One thing to keep in mind while at the border crossings is to keep your cameras stowed in your packs; both Ghanian and Togolese border guards are sure to take your camera if they spot you snapping a photo, or at the least give you a good chiding.
Ghana's national bus company, State Transport Corporation, runs an inter-city bus service within Ghana and to some major West African cities. A recent public-private partnership produced Metro Mass Company, which runs services within the capital city, Accra, and within other regions in Ghana.
Comingin from Burkina Faso, the main route is a bus from Ouaga to Bolgatonga/Tamale/Accra. Alternatively you can cross the border at Hamile (or Hamale, as it is called on the BF-side of the border). Take a bus from Bobo-Dioulasso. You have to cross the border by foot (after leaving BF, you walk some 300 meters through no-men's-land before reaching Ghana customs. Locals will be lingering around and will be looking to change money at fairly reasonable rates). Then take a Metro Mass bus to Wa (alternatively hop on a tro-tro and do the trip in stages). Be sure to taken an early bus from Bobo: if the bus has a delay, you may end up having to spend the night in Hamile. There is a place where you can get a room (10 Gh¢), the custom offficers can help you find it. It is the only option in town, but is not a very nice place to say the least: It is filthy and you probably don't want to use the bathroom facilities.
Tamale to Accra can cost only GHS20
There are scheduled domestic flights 16 times a day between Accra and Kumasi, 9 times a day between Accra and Sekondi Takoradi, 8 times a day between Accra and Tamale and 2 times a day between Accra and Sunyani. There are also filghts to destinations outside the country.
Current operating airlines are Starbow and African World Airlines. Antrak Air has temporarily suspended its services.
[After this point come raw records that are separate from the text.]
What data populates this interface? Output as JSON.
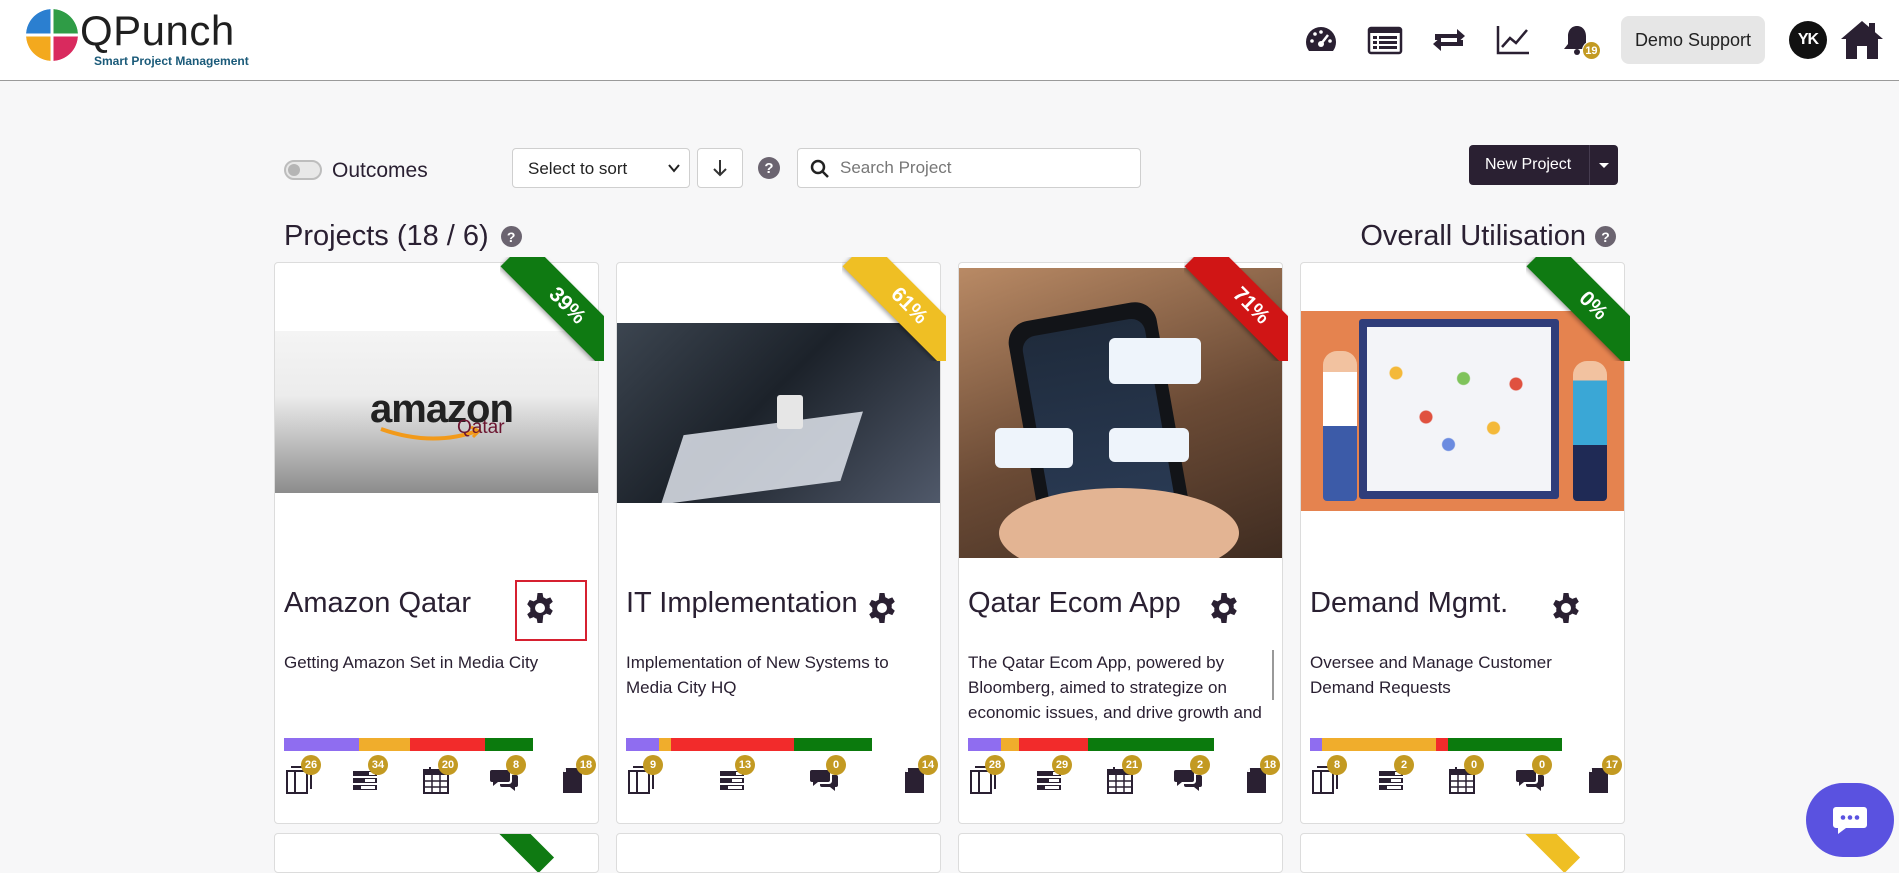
{
  "brand": {
    "name": "QPunch",
    "tagline": "Smart Project Management"
  },
  "header": {
    "icons": [
      "dashboard-icon",
      "list-icon",
      "sync-icon",
      "chart-icon",
      "bell-icon"
    ],
    "notification_count": "19",
    "user_button": "Demo Support",
    "avatar_initials": "YK"
  },
  "toolbar": {
    "toggle_label": "Outcomes",
    "sort_placeholder": "Select to sort",
    "search_placeholder": "Search Project",
    "new_project_label": "New Project"
  },
  "sections": {
    "projects_title": "Projects (18 / 6)",
    "utilisation_title": "Overall Utilisation"
  },
  "colors": {
    "primary": "#2a2032",
    "ribbon_green": "#0f7a12",
    "ribbon_yellow": "#efbf24",
    "ribbon_red": "#d01515",
    "badge": "#c39a22",
    "bar_purple": "#8f6df0",
    "bar_orange": "#f0ad2c",
    "bar_red": "#f22b2b",
    "bar_green": "#0b7a0d",
    "chat": "#5a52e0"
  },
  "projects": [
    {
      "title": "Amazon Qatar",
      "percent": "39%",
      "ribbon_color": "green",
      "description": "Getting Amazon Set in Media City",
      "image_text": "amazon",
      "image_subtext": "Qatar",
      "progress": [
        0.25,
        0.17,
        0.25,
        0.16
      ],
      "stats": [
        "26",
        "34",
        "20",
        "8",
        "18"
      ]
    },
    {
      "title": "IT Implementation",
      "percent": "61%",
      "ribbon_color": "yellow",
      "description": "Implementation of New Systems to Media City HQ",
      "progress": [
        0.11,
        0.04,
        0.41,
        0.26
      ],
      "stats": [
        "9",
        "13",
        "0",
        "14"
      ]
    },
    {
      "title": "Qatar Ecom App",
      "percent": "71%",
      "ribbon_color": "red",
      "description": "The Qatar Ecom App, powered by Bloomberg, aimed to strategize on economic issues, and drive growth and",
      "progress": [
        0.11,
        0.06,
        0.23,
        0.42
      ],
      "stats": [
        "28",
        "29",
        "21",
        "2",
        "18"
      ]
    },
    {
      "title": "Demand Mgmt.",
      "percent": "0%",
      "ribbon_color": "green",
      "description": "Oversee and Manage Customer Demand Requests",
      "progress": [
        0.04,
        0.38,
        0.04,
        0.38
      ],
      "stats": [
        "8",
        "2",
        "0",
        "0",
        "17"
      ]
    }
  ]
}
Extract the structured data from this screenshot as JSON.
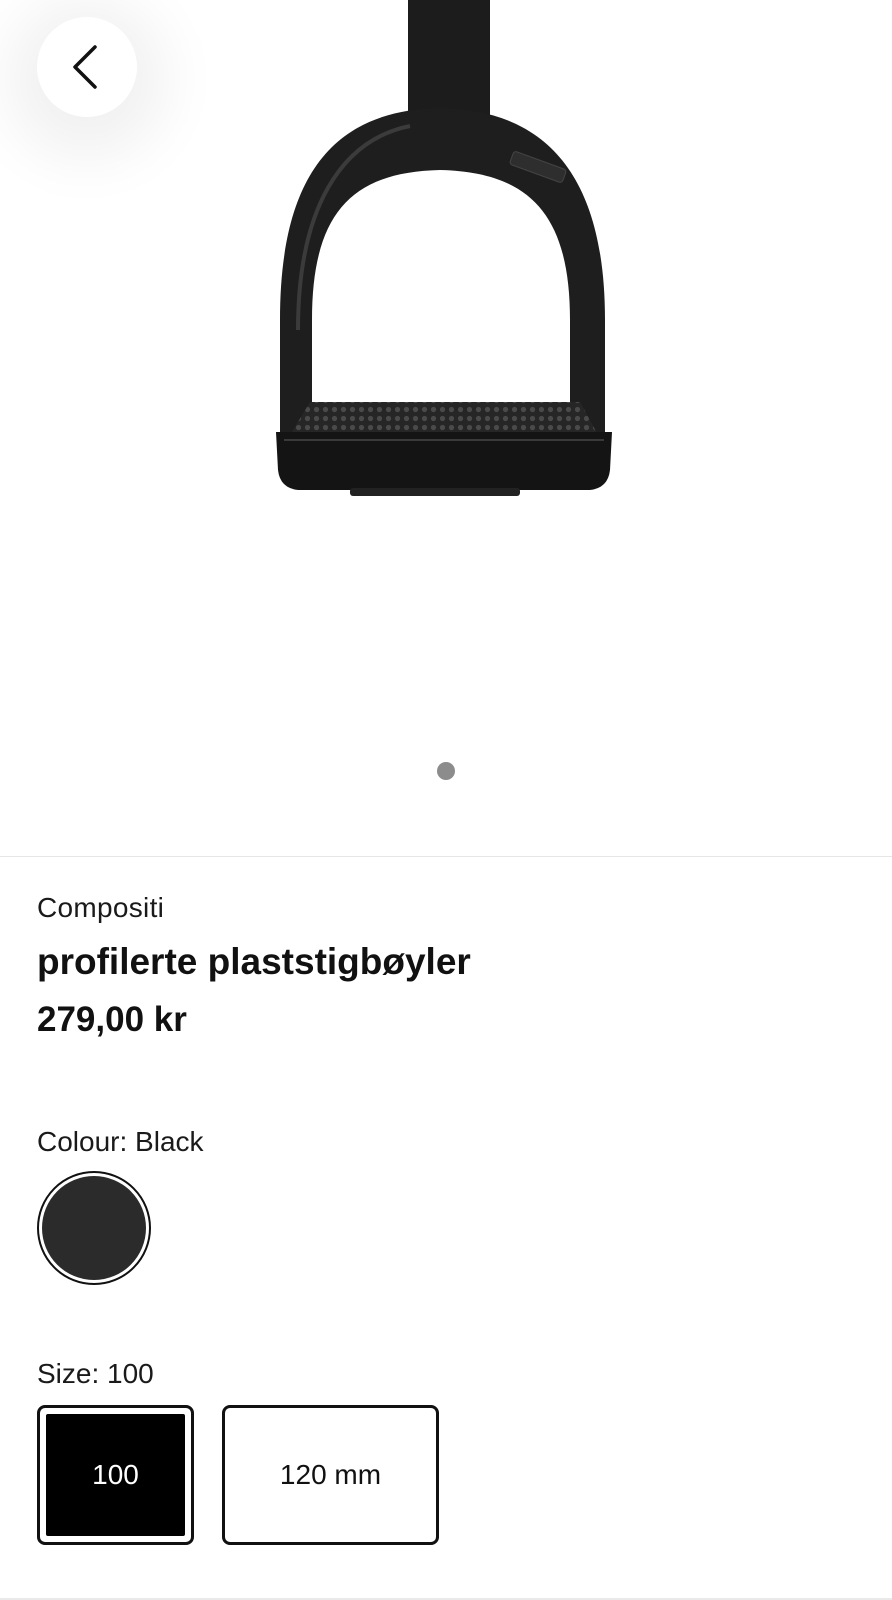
{
  "product": {
    "brand": "Compositi",
    "title": "profilerte plaststigbøyler",
    "price": "279,00 kr",
    "image_count": 1,
    "current_image": 1
  },
  "navigation": {
    "back_icon": "chevron-left-icon"
  },
  "colour": {
    "label": "Colour: Black",
    "options": [
      {
        "name": "Black",
        "hex": "#2b2b2b",
        "selected": true
      }
    ]
  },
  "size": {
    "label": "Size: 100",
    "options": [
      {
        "label": "100",
        "selected": true
      },
      {
        "label": "120 mm",
        "selected": false
      }
    ]
  },
  "colors": {
    "accent": "#000000",
    "pager_dot": "#8c8c8c",
    "divider": "#e6e6e6"
  }
}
CityLink does not exist anymore in Ghana, neither does Fly540.
There are several travel agents, both online and 'offline', but there is only one travel agent where you can book fully online and pay with European and American payment gateways: http://www.GhanaTicketService.com . Also booking on the websites of the airlines themselves is possible: http://www.flystarbow.com and http://www.flyafricaworld.com, but payment methods are limited there.
There are rail links between Accra, Takoradi and Kumasi however, as of October 2010, all railways have been suspended except those traveling from Accra to Nsawam (four times a day, Monday through Saturday) and from Accra to Tema (twice a day, Monday through Saturday). These are mostly used as commuter trains for residents. The railway system is being renovated, so the other routes are expected to reopen to passengers when everything is complete.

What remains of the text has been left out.